Broker in Grand Central Insider-Trading Scheme Gets 3 YearsBy
Vladimir Eydelman is one of three men to plead guilty in plot
Scheme centered around iconic clock in center of terminal
For many people, the clock that sits atop the information booth in the middle of Grand Central Terminal can serve as a vivid memory of a visit to New York City. Ex-Morgan Stanley and Oppenheimer & Co. broker-dealer Vladimir Eydelman might never want to see it again.
Eydelman, 44, of Colts Neck, New Jersey, became the last of three men to be sentenced in a $5.6 million insider-trading scheme centered around the iconic clock when he received three years in federal prison Friday after admitting to taking part in the plot, according to a statement from the Justice Department.
Prosecutors said Eydelman received tips from a client on tender offers and mergers and acquisitions while standing at the clock. The client, Frank Tamayo, 43, of Brooklyn, New York, also pleaded guilty. Tamayo would write relevant ticker symbols on paper or napkins, pass them to Eydelman and then eat the evidence.
Tamayo, who was sentenced to a year in prison on Sept. 21, got the tips from Steven Metro, 42, of Katonah, New York, a law school friend who worked as the managing clerk at Simpson Thacher & Bartlett LLP. Metro also pleaded guilty and got the longest punishment when he was sentenced to almost four years on Sept. 14.

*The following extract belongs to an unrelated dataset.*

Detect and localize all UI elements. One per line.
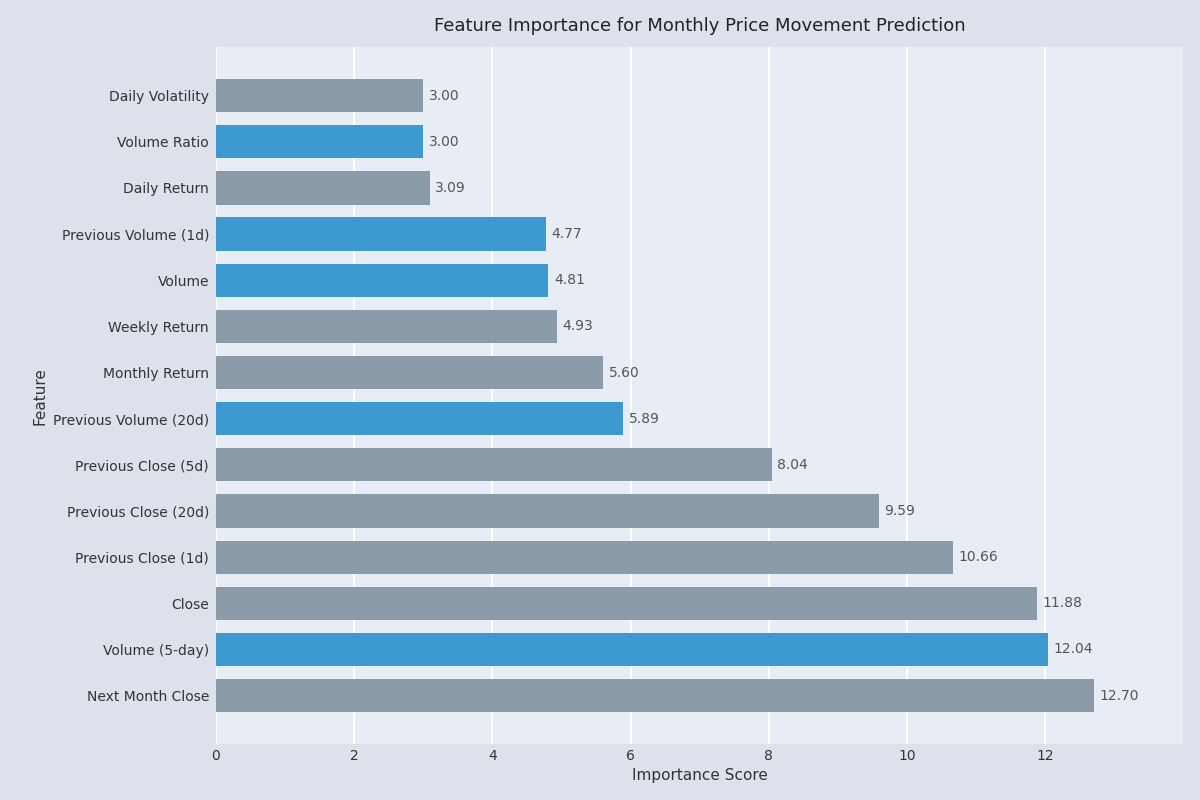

Prosecutors said Eydelman used the information to trade ahead of more than a dozen transactions, starting with Liberty Media Group’s $530 million investment in Sirius XM Holdings Inc. in 2009 and ending with OfficeMax Inc.’s merger with Office Depot Inc. in 2013.

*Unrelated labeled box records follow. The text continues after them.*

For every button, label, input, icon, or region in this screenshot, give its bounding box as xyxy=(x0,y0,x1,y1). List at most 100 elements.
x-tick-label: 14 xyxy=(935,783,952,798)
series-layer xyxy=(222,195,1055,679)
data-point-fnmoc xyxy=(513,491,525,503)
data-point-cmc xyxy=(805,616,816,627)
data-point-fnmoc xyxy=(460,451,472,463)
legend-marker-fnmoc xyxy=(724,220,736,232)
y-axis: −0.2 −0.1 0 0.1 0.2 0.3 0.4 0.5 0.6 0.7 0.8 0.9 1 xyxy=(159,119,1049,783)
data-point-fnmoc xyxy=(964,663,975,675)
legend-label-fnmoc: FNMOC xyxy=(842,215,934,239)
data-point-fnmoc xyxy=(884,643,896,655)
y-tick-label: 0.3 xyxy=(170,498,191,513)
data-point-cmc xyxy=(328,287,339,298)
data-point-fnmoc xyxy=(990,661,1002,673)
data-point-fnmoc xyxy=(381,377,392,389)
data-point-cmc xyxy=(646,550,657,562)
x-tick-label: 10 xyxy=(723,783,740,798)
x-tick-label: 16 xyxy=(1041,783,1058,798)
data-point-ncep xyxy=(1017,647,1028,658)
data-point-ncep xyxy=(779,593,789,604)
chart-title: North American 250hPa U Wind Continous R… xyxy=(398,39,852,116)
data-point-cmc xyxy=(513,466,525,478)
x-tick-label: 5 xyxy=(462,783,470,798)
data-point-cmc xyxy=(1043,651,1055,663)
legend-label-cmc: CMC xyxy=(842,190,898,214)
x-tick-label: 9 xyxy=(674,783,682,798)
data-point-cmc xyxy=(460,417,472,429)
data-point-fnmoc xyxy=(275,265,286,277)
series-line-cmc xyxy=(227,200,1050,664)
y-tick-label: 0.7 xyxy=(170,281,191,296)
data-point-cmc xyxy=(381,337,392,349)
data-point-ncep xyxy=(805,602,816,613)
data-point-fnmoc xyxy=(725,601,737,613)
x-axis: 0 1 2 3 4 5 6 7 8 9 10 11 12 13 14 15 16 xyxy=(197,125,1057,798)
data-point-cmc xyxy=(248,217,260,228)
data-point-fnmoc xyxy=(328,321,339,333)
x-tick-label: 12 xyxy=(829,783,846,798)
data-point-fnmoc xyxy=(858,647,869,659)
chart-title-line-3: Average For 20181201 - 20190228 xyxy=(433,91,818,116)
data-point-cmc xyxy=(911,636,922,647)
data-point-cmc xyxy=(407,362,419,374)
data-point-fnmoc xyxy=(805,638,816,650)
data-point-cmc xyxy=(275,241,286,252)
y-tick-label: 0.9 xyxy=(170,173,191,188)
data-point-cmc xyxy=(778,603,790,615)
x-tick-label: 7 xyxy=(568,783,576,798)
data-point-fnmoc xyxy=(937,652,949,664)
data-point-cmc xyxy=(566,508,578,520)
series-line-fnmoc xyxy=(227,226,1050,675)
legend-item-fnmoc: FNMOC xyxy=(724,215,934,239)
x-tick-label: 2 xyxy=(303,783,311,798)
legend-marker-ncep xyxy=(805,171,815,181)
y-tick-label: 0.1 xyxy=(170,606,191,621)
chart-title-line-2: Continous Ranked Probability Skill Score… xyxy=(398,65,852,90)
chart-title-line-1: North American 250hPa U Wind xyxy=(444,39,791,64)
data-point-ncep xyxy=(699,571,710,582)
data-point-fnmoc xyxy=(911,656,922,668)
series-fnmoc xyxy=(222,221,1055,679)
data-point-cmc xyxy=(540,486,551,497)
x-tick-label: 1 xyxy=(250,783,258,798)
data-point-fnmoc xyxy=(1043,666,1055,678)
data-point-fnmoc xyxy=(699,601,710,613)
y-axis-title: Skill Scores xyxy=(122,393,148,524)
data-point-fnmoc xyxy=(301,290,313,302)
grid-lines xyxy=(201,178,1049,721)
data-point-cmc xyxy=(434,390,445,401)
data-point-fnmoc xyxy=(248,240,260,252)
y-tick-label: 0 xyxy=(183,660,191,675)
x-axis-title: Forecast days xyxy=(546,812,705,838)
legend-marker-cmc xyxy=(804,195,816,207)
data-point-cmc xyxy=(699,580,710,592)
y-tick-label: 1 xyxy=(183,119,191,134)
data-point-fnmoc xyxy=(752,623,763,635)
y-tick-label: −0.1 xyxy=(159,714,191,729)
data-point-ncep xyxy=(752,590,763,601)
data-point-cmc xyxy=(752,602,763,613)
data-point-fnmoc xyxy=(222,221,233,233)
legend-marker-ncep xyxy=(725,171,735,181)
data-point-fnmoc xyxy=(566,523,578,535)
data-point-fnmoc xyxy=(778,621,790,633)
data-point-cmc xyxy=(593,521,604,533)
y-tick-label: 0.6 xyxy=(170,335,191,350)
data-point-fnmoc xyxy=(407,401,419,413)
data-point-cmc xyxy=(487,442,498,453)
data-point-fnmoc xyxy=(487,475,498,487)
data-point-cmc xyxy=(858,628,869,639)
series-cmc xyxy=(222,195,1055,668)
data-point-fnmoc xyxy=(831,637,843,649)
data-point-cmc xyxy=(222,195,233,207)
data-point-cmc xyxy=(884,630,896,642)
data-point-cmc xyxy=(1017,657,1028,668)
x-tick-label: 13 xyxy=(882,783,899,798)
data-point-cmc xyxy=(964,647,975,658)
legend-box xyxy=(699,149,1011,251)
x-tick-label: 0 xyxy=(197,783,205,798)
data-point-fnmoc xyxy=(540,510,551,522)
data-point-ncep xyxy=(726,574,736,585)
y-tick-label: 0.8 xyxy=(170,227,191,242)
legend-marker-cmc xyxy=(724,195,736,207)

Metro didn’t work on many of the transactions involved but would scour the computer files at his firm, one of the nation’s leading merger and acquisition advisers, for terms like “merger agreement,” “bid letter” and “due diligence,” according to prosecutors. He’d then pass the information to Tamayo.
Eydelman was also fined $15,000 and ordered to forfeit more than $1.2 million. He had faced as long as 20 years in prison and a $5 million fine for each of the three counts to which he pleaded guilty. He also paid $2.5 million in October 2015 to settle U.S. Securities and Exchange Commission civil claims.

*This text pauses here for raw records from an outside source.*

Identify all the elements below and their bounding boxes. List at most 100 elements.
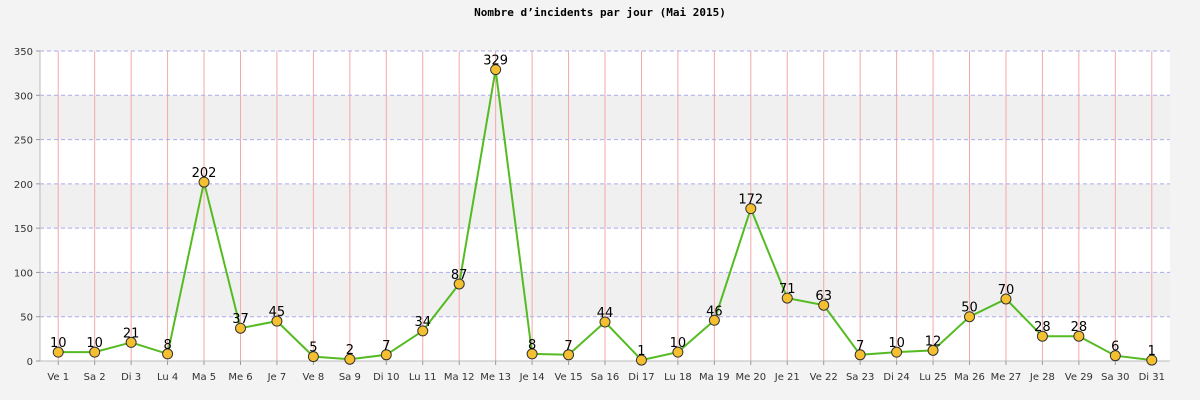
x-tick-label: Me 20 [735, 372, 766, 383]
x-tick-label: Je 28 [1029, 372, 1055, 383]
data-point [234, 322, 246, 334]
y-tick-label: 350 [14, 47, 33, 58]
x-tick-label: Me 13 [480, 372, 511, 383]
data-point [380, 349, 392, 361]
y-tick-label: 0 [27, 357, 33, 368]
data-point [854, 349, 866, 361]
data-point [818, 299, 830, 311]
y-tick-label: 250 [14, 136, 33, 147]
data-label: 7 [564, 339, 572, 354]
x-tick-label: Ve 22 [810, 372, 838, 383]
x-tick-label: Ma 26 [954, 372, 985, 383]
y-tick-label: 200 [14, 180, 33, 191]
x-tick-label: Lu 18 [664, 372, 692, 383]
data-label: 50 [961, 301, 978, 316]
data-label: 1 [637, 344, 645, 359]
data-point [745, 203, 757, 215]
x-tick-label: Ve 15 [554, 372, 582, 383]
data-label: 7 [382, 339, 390, 354]
data-label: 28 [1071, 320, 1088, 335]
data-label: 10 [670, 336, 687, 351]
x-tick-label: Je 14 [519, 372, 545, 383]
data-point [891, 346, 903, 358]
data-label: 202 [192, 166, 217, 181]
x-tick-label: Sa 23 [846, 372, 874, 383]
x-tick-label: Ma 5 [192, 372, 216, 383]
x-tick-label: Me 6 [228, 372, 252, 383]
x-tick-label: Lu 11 [409, 372, 437, 383]
data-point [1073, 330, 1085, 342]
x-tick-label: Sa 2 [84, 372, 106, 383]
chart-title: Nombre d’incidents par jour (Mai 2015) [474, 6, 726, 19]
x-tick-label: Je 7 [267, 372, 287, 383]
x-tick-label: Sa 16 [591, 372, 619, 383]
data-label: 21 [123, 326, 140, 341]
data-label: 8 [163, 338, 171, 353]
x-tick-label: Lu 25 [919, 372, 947, 383]
y-tick-label: 50 [20, 313, 33, 324]
data-label: 172 [738, 193, 763, 208]
data-label: 1 [1148, 344, 1156, 359]
data-label: 37 [232, 312, 249, 327]
data-point [417, 325, 429, 337]
x-tick-label: Ve 29 [1065, 372, 1093, 383]
x-tick-label: Me 27 [991, 372, 1022, 383]
y-tick-label: 100 [14, 268, 33, 279]
data-label: 10 [888, 336, 905, 351]
x-tick-label: Di 10 [373, 372, 399, 383]
data-point [453, 278, 465, 290]
x-tick-label: Di 3 [121, 372, 141, 383]
data-label: 5 [309, 341, 317, 356]
x-tick-label: Sa 30 [1101, 372, 1129, 383]
x-tick-label: Di 31 [1139, 372, 1165, 383]
data-point [198, 176, 210, 188]
data-point [599, 316, 611, 328]
data-point [490, 64, 502, 76]
data-label: 12 [925, 334, 942, 349]
x-tick-label: Sa 9 [339, 372, 361, 383]
data-point [635, 354, 647, 366]
data-point [52, 346, 64, 358]
x-tick-label: Di 17 [628, 372, 654, 383]
data-label: 34 [414, 315, 431, 330]
data-point [672, 346, 684, 358]
y-tick-label: 150 [14, 224, 33, 235]
data-label: 70 [998, 283, 1015, 298]
data-label: 8 [528, 338, 536, 353]
data-label: 28 [1034, 320, 1051, 335]
data-label: 7 [856, 339, 864, 354]
data-point [964, 311, 976, 323]
data-point [1036, 330, 1048, 342]
data-label: 46 [706, 304, 723, 319]
data-label: 44 [597, 306, 614, 321]
data-label: 10 [50, 336, 67, 351]
x-tick-label: Lu 4 [157, 372, 178, 383]
data-label: 2 [346, 343, 354, 358]
data-point [781, 292, 793, 304]
data-label: 6 [1111, 340, 1119, 355]
data-point [271, 315, 283, 327]
x-tick-label: Ve 8 [303, 372, 325, 383]
data-label: 329 [483, 54, 508, 69]
data-point [1146, 354, 1158, 366]
data-point [708, 314, 720, 326]
x-tick-label: Ma 12 [444, 372, 475, 383]
data-point [1000, 293, 1012, 305]
data-point [563, 349, 575, 361]
data-label: 87 [451, 268, 468, 283]
data-point [89, 346, 101, 358]
data-label: 71 [779, 282, 796, 297]
data-point [526, 348, 538, 360]
x-tick-label: Di 24 [883, 372, 909, 383]
data-label: 10 [86, 336, 103, 351]
y-tick-label: 300 [14, 91, 33, 102]
data-label: 45 [269, 305, 286, 320]
data-point [307, 351, 319, 363]
data-point [162, 348, 174, 360]
data-point [927, 344, 939, 356]
data-point [344, 353, 356, 365]
data-label: 63 [815, 289, 832, 304]
data-point [1109, 350, 1121, 362]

Prosecutors didn’t identify Tamayo as the middleman when they announced the charges against the three men. They said the middleman cooperated with the Federal Bureau of Investigation and secretly recorded conversations.
Eydelman’s attorney, James Ross Smart, didn’t immediately respond to a voicemail or an e-mail seeking comment on the sentencing.
The case is U.S. v. Eydelman, 3:15-cr-00464, U.S. District Court, District of New Jersey (Trenton.)